Just as she reached the halfway point of the bridge, the ground shook violently and the sky became dark. If she didn’t know better, Lena would have thought that perhaps there was some truth to some of the movies she’d watched with Maria about extraterrestrials.
Bright light and a swirl of brilliant color surrounded her right before the bridge pixilated and broke apart. With a silent scream, Lena fell into the ensuing darkness.
“What’s happening to me?” Finally, she could hear her own screams.
“You are getting your wish, young one.”
“Young one?” Lena could have laughed if she wasn’t scared silly. “I’m nearly thirty-five.” She glanced around, seeing only darkness.
“That is young to someone like me.”
The darkness abated and Lena could see. What she saw nearly made her drool, but the man was way too young for her.
“Right,” she said with a snort. “You can’t be a day over twenty-five.”
“I am many days over that age, madam.” He smiled at her, revealing a little dimple in his right cheek that was so appealing, it was all she could do to not touch it.
Lena frowned at the thought. What was coming over her? She never had thoughts like those. She peered out into the darkness surrounding them before returning her gaze to the man before her.
“I am Garrick the Gatekeeper. I have been what you would call a fairy godfather for close to three thousand years.” He bowed slightly. “I am also called Garrick the Good.”
Lena glanced around her, looking for an avenue of escape, but she could still see nothing outside the circle of light that surrounded them.
“I am a messenger of the Wyrd sisters, the sisters of destiny. You might know them by their Greek name, the Fates.”
“Right,” Lena said as she backed away from him. “Don’t try to impress me with myth and nonsense. It won’t work. I’m not gullible.” Not anymore.
She refused to attribute this to some sort of intervention by the gods. She wasn’t even sure she believed in a higher power, let alone a bunch of gods running about sticking their noses in everyone’s life for their amusement.
“Look, mister, I don’t know who you are, and I really don’t much care. Just take me back to the bridge and we’ll forget this happened.” She nervously licked her lips. “Really. I don’t have time to fill out police reports, so if you’ll just take me back, I’ll run on home and we can both go our separate ways.”
She didn’t mention that she wouldn’t report what happened, because if she told anyone, they would most likely lock her up in the loony bin. Who would believe the bridge disintegrated and turned into little more than little square pixels like a computer-generated program before she fell through it into darkness instead of the river?

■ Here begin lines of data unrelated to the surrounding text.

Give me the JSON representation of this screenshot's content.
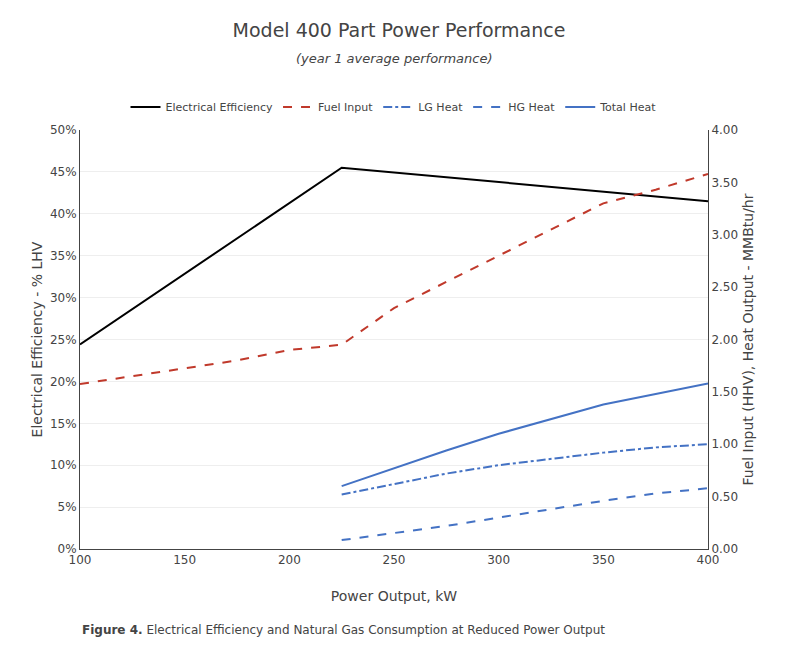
{
  "chart_data": {
    "type": "line",
    "title": "Model 400 Part Power Performance",
    "subtitle": "(year 1 average performance)",
    "x_label": "Power Output, kW",
    "y_label": "Electrical Efficiency - % LHV",
    "y2_label": "Fuel Input (HHV), Heat Output - MMBtu/hr",
    "annotations": [
      "Figure 4.",
      "Electrical Efficiency and Natural Gas Consumption at Reduced Power Output"
    ],
    "xlim": [
      100,
      400
    ],
    "xticks": [
      100,
      150,
      200,
      250,
      300,
      350,
      400
    ],
    "ylim": [
      0,
      0.5
    ],
    "yticks": [
      {
        "value": 0,
        "label": "0%"
      },
      {
        "value": 0.05,
        "label": "5%"
      },
      {
        "value": 0.1,
        "label": "10%"
      },
      {
        "value": 0.15,
        "label": "15%"
      },
      {
        "value": 0.2,
        "label": "20%"
      },
      {
        "value": 0.25,
        "label": "25%"
      },
      {
        "value": 0.3,
        "label": "30%"
      },
      {
        "value": 0.35,
        "label": "35%"
      },
      {
        "value": 0.4,
        "label": "40%"
      },
      {
        "value": 0.45,
        "label": "45%"
      },
      {
        "value": 0.5,
        "label": "50%"
      }
    ],
    "y2lim": [
      0.0,
      4.0
    ],
    "y2ticks": [
      {
        "value": 0.0,
        "label": "0.00"
      },
      {
        "value": 0.5,
        "label": "0.50"
      },
      {
        "value": 1.0,
        "label": "1.00"
      },
      {
        "value": 1.5,
        "label": "1.50"
      },
      {
        "value": 2.0,
        "label": "2.00"
      },
      {
        "value": 2.5,
        "label": "2.50"
      },
      {
        "value": 3.0,
        "label": "3.00"
      },
      {
        "value": 3.5,
        "label": "3.50"
      },
      {
        "value": 4.0,
        "label": "4.00"
      }
    ],
    "grid": true,
    "legend": "top",
    "series": [
      {
        "name": "Electrical Efficiency",
        "color": "#000000",
        "line_style": "solid",
        "axis": "y",
        "x": [
          100,
          225,
          400
        ],
        "values": [
          0.244,
          0.455,
          0.415
        ]
      },
      {
        "name": "Fuel Input",
        "color": "#c0392b",
        "line_style": "dash",
        "axis": "y2",
        "x": [
          100,
          125,
          150,
          175,
          200,
          225,
          250,
          275,
          300,
          325,
          350,
          375,
          400
        ],
        "values": [
          1.575,
          1.65,
          1.72,
          1.8,
          1.9,
          1.95,
          2.3,
          2.55,
          2.8,
          3.05,
          3.3,
          3.43,
          3.58
        ]
      },
      {
        "name": "LG Heat",
        "color": "#4472c4",
        "line_style": "dashdot",
        "axis": "y2",
        "x": [
          225,
          250,
          275,
          300,
          325,
          350,
          375,
          400
        ],
        "values": [
          0.52,
          0.62,
          0.72,
          0.8,
          0.86,
          0.92,
          0.97,
          1.0
        ]
      },
      {
        "name": "HG Heat",
        "color": "#4472c4",
        "line_style": "dash",
        "axis": "y2",
        "x": [
          225,
          250,
          275,
          300,
          325,
          350,
          375,
          400
        ],
        "values": [
          0.085,
          0.15,
          0.22,
          0.3,
          0.38,
          0.46,
          0.53,
          0.58
        ]
      },
      {
        "name": "Total Heat",
        "color": "#4472c4",
        "line_style": "solid",
        "axis": "y2",
        "x": [
          225,
          250,
          275,
          300,
          325,
          350,
          375,
          400
        ],
        "values": [
          0.6,
          0.77,
          0.94,
          1.1,
          1.24,
          1.38,
          1.48,
          1.58
        ]
      }
    ]
  }
}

Garrick pulled something from the inside of his leather vest and checked it. “The thread locator does not lie.” He showed it to her as though she could make sense of the kaleidoscope of colors swirling around its electronic face.
“It also doesn’t say anything,” she said with a snort. “Of course it can’t lie. It’s a piece of electronics, not a person. Only people lie.” Of that, Lena was most aware.